- Theatrical release poster
- French: L'Ours et la Poupée
- Directed by: Michel Deville
- Screenplay by: Nina Companeez; Michel Deville;
- Dialogue by: Nina Companeez
- Produced by: Mag Bodard
- Starring: Brigitte Bardot; Jean-Pierre Cassel;
- Cinematography: Claude Lecompte
- Edited by: Nina Companeez
- Music by: Eddie Vartan
- Production companies: Parc Film; Marianne Productions;
- Distributed by: Paramount Pictures
- Release date: 4 February 1970 (France);
- Running time: 90 minutes
- Country: France
- Language: French
- Box office: 1,617,853 admissions (France)

= The Bear and the Doll =

1970 film by Michel Deville

The Bear and the Doll (L'Ours et la Poupée) is a 1970 French romantic comedy film directed by Michel Deville, starring Brigitte Bardot and Jean-Pierre Cassel. Taking place over 24 hours, a rich, beautiful and wilful woman from Paris is determined to seduce a peaceable musician in the country who appears uninterested in her considerable charms.

==Plot==
Félicia, a high-spirited society woman, one morning in the country crashes a borrowed Rolls Royce car into the 2CV of Gaspard, a placid cellist who is bringing up his young son and three nieces.
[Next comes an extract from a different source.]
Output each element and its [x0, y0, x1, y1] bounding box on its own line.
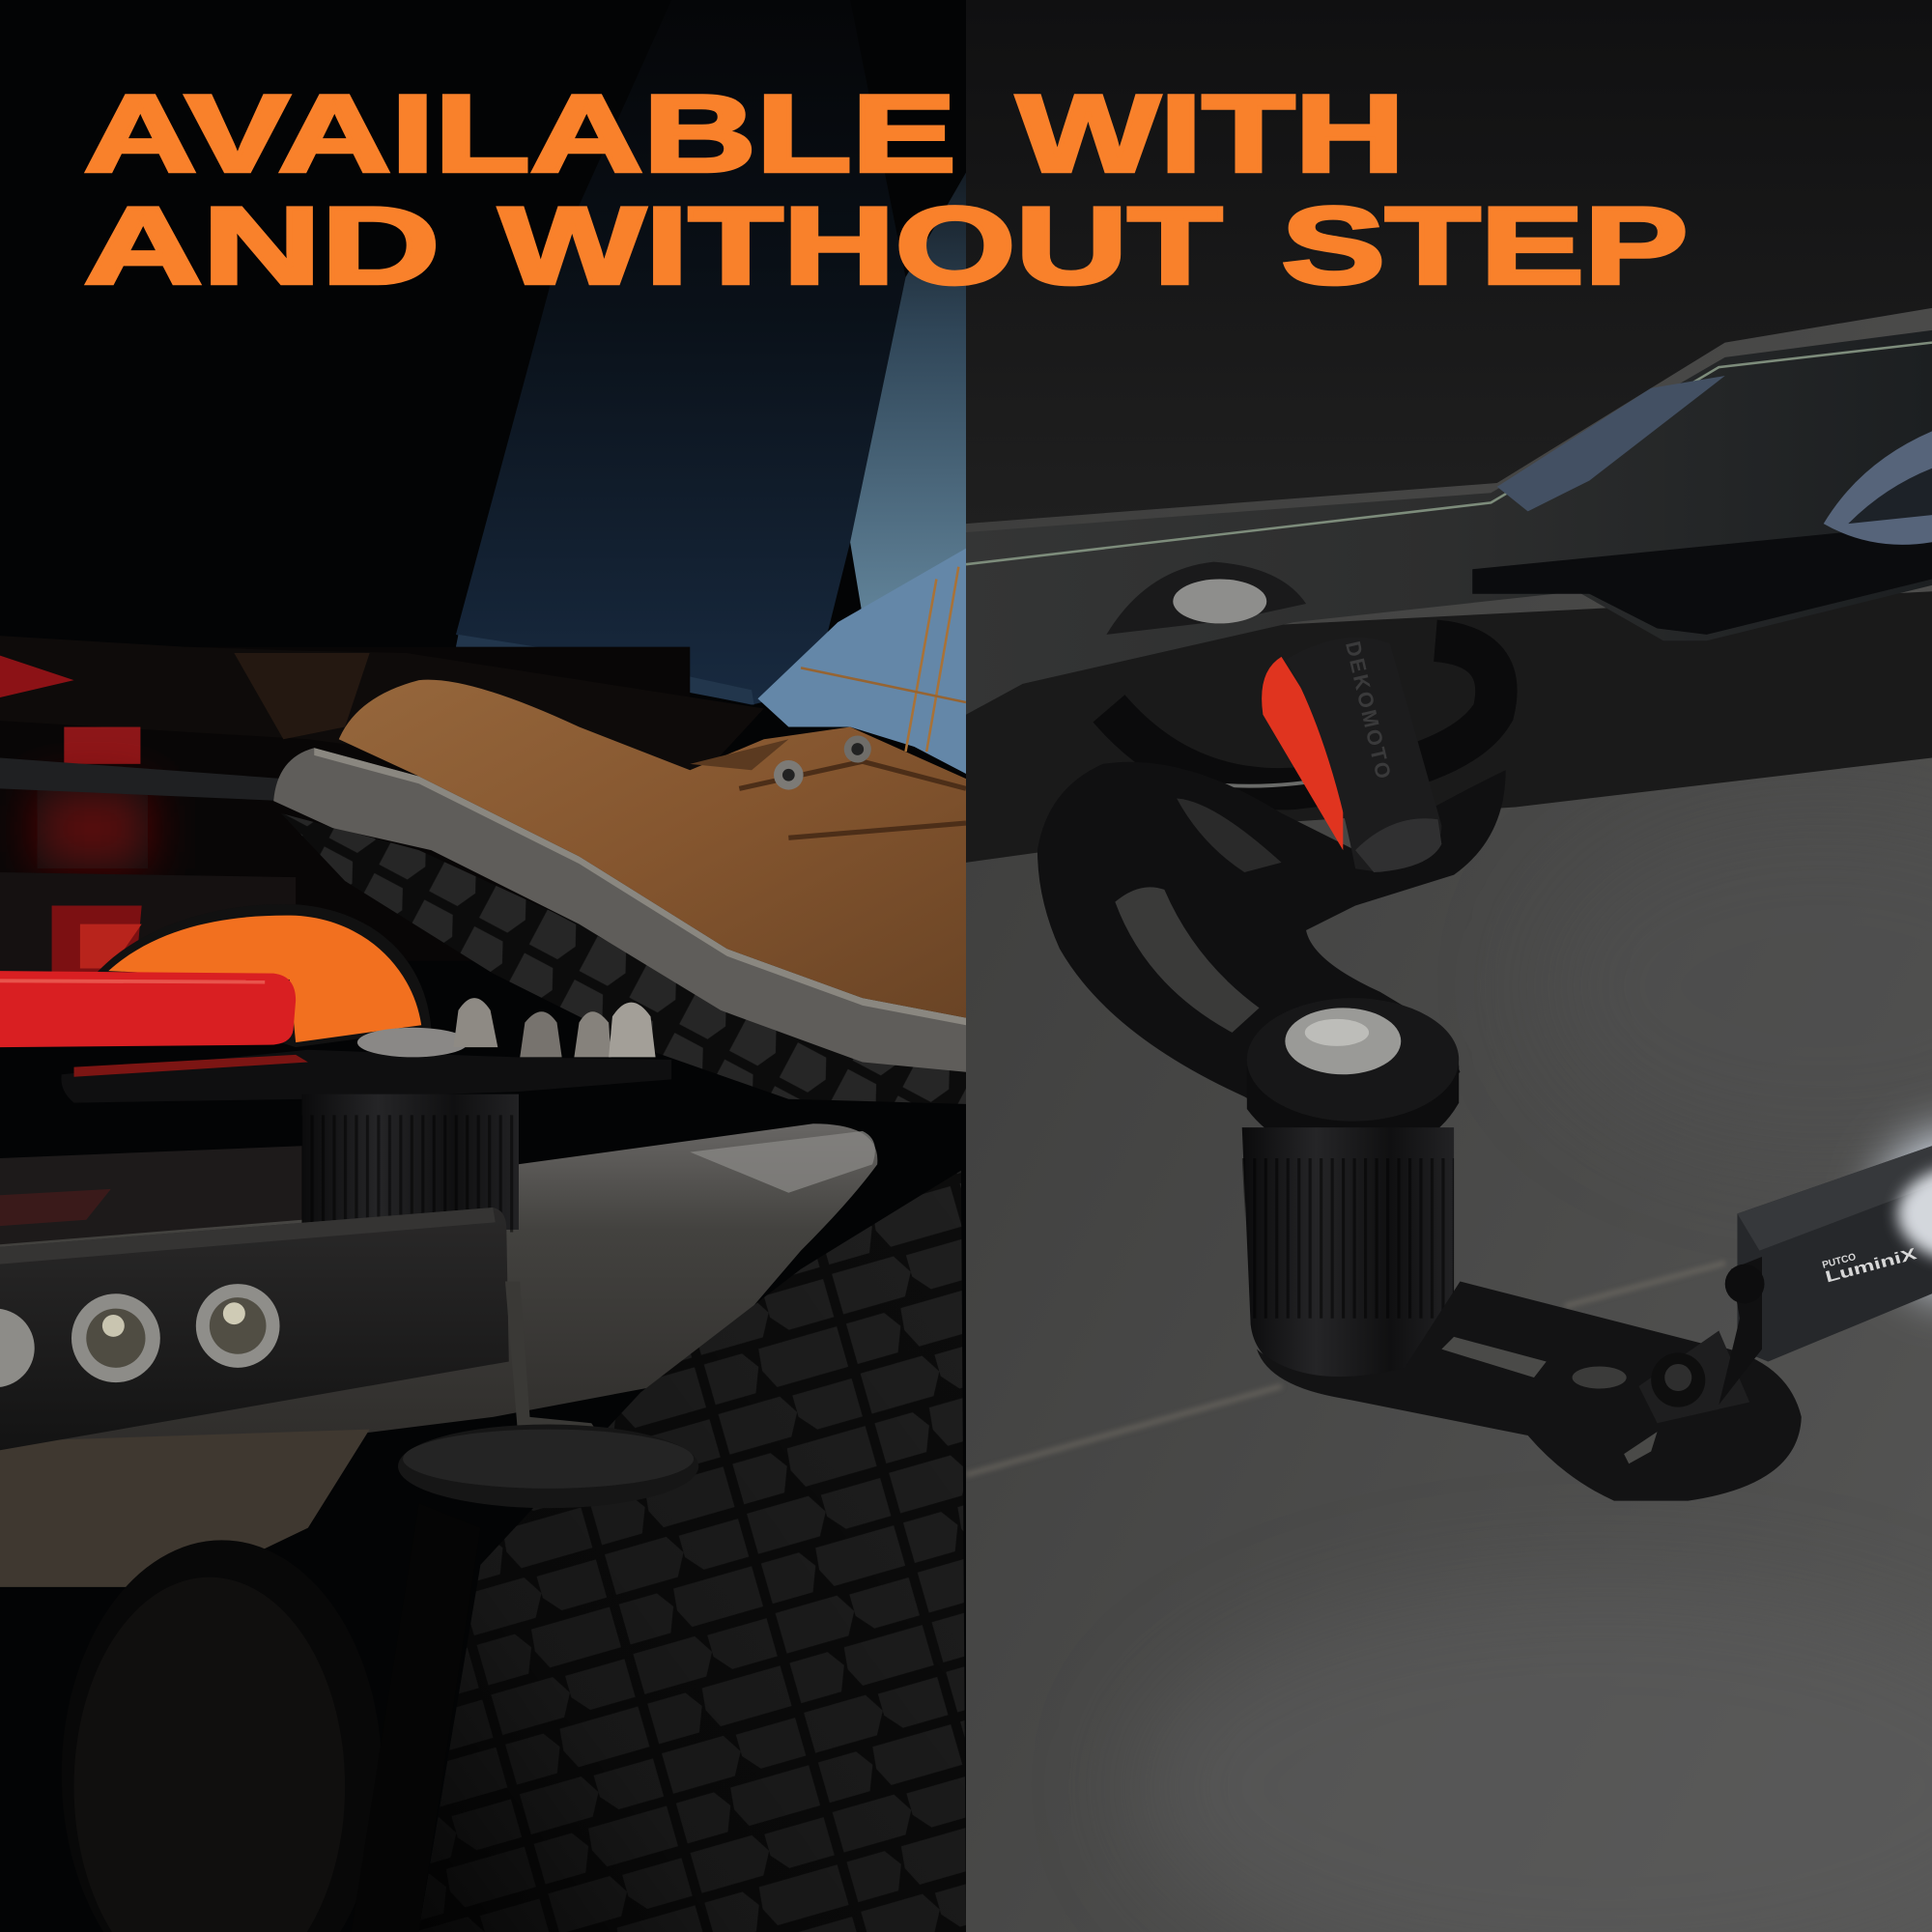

Back in Paris, she realises that she has not filled in the compulsory accident report form and spends much of the day trying to locate a cellist with a 2CV. When at last she does, she asks him to the party she is holding in her town mansion to celebrate her latest divorce. As he does not want to stay, full of drink and bravado she drives him erratically through the rain back to his house, where he tries to sober her up and, since she is soaked, puts her in a hot bath . . . . . .

==Cast==
- Brigitte Bardot as Félicia
- Jean-Pierre Cassel as Gaspard
- Daniel Ceccaldi as Ivan
- Georges Claisse as Stephane
- Patrick Gilles as Titus
- Julien Verdier as Tabard
- Claude Beauthéac as Millot
- Jean Lescot as Bernard
- Olivier Stroh as Arthur
- Patricia Darmon as Mariette
- Sabine Haudepin as Julie
- Valérie Stroh as Charlotte
- Claude Jetter as hippie girl

==Production==
The film was inspired by American screwball comedies of the 1930s and was written with Catherine Deneuve in mind. Alain Delon and Jean Paul Belmondo were offered the male lead but turned it down. Filming took place in the summer of 1969.

==Reception==
Vincent Canby of The New York Times wrote that "the maneuverings are mostly the tactics of coy moviemaking here involving several awful child actors, windshield wipers that comment on the action, a huge but gentle dog, a Siamese cat named Prudhomme, and endless little rages between the lovers that define their real affection... Charm is the ingredient that is in singularly short supply in The Bear and the Doll, largely, I suspect, because Miss Bardot, once a sex kitten, now approaches middle age with all of the grace of a seasoned predator."